Smooth muscle cells (SMC) are exposed to interstitial flow that imposes fluid shear stress on their surfaces (Figure 1). Enhanced interstitial flow shear stress on SMC has been shown to increase cell motility that contributes to SMC migration to the intima in atherosclerosis and intimal hyperplasia as first shown by our group (Shi et al., 2009).
Figure 1. Schematic diagrams showing interstitial flow across an artery wall exposing smooth muscle cells and fibroblasts to fluid shear stress (top), and across a tumor microvessel exposing tumor cells to fluid shear stress (bottom).
Recent work from our lab (Shi et al., 2011) has visualized a distinct surface glycocalyx layer on smooth muscle cells in vitro (Figure 2) that we have shown to be a mechanotransducer for interstitial flow shear stress on smooth muscle cells (Figure 3).

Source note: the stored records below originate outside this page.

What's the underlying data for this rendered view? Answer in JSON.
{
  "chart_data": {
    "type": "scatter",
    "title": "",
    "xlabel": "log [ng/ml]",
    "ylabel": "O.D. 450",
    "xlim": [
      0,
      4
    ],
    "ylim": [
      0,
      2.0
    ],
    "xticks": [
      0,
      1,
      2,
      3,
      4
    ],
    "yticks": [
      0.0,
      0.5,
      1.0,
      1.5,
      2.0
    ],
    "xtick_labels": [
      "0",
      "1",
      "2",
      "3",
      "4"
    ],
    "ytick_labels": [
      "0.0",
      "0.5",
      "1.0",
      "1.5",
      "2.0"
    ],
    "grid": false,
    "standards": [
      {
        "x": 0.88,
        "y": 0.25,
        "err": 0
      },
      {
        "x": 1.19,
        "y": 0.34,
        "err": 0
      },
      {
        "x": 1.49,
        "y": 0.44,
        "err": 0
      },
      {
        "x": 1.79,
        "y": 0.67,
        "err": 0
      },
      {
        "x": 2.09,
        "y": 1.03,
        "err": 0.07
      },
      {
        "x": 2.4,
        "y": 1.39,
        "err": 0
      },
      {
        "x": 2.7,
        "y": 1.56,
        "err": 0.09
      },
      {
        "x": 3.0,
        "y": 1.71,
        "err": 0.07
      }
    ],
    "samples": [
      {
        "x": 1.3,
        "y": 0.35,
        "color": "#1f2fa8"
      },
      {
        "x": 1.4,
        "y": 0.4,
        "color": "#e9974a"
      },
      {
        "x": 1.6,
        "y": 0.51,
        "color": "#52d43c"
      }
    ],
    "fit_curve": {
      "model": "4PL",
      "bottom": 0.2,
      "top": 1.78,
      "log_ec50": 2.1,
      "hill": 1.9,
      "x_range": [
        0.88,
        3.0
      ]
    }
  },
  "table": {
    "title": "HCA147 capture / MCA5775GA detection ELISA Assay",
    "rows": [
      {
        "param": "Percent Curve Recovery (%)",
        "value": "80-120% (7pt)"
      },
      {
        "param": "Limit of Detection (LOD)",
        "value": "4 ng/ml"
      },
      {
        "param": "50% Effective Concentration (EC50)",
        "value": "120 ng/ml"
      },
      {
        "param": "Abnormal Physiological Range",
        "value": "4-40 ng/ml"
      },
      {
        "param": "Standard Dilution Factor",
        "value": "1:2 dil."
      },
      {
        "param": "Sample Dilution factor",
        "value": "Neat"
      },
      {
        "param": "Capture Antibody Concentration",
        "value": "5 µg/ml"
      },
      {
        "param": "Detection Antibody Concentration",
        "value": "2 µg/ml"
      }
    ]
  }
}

Figure 2. A confocal image of a rat aortic smooth muscle cell suspended in a collagen I gel. The surface heparan sulfate layer is stained in green and the nucleus in blue. (Figure from Qazi et al., 2013)
Figure 3. A mechanotransduction mechanism for interstitial flow shear stress on smooth muscle cells based on in vitro experiments described in Shi et al., 2011. The heparan sulfate proteoglycan (HSPG) on the surface of the cell transmits the interstitial flow shear stress to the cortical actin layer where in cooperation with integrin it leads to the phosphorylation of FAK and the enhancement of the proteolytic enzyme MMP-13 in rat (MMP-1 in human bovine or human) through transcriptional regulation. Degraded extracellular matrix facilitates enhanced cell motility.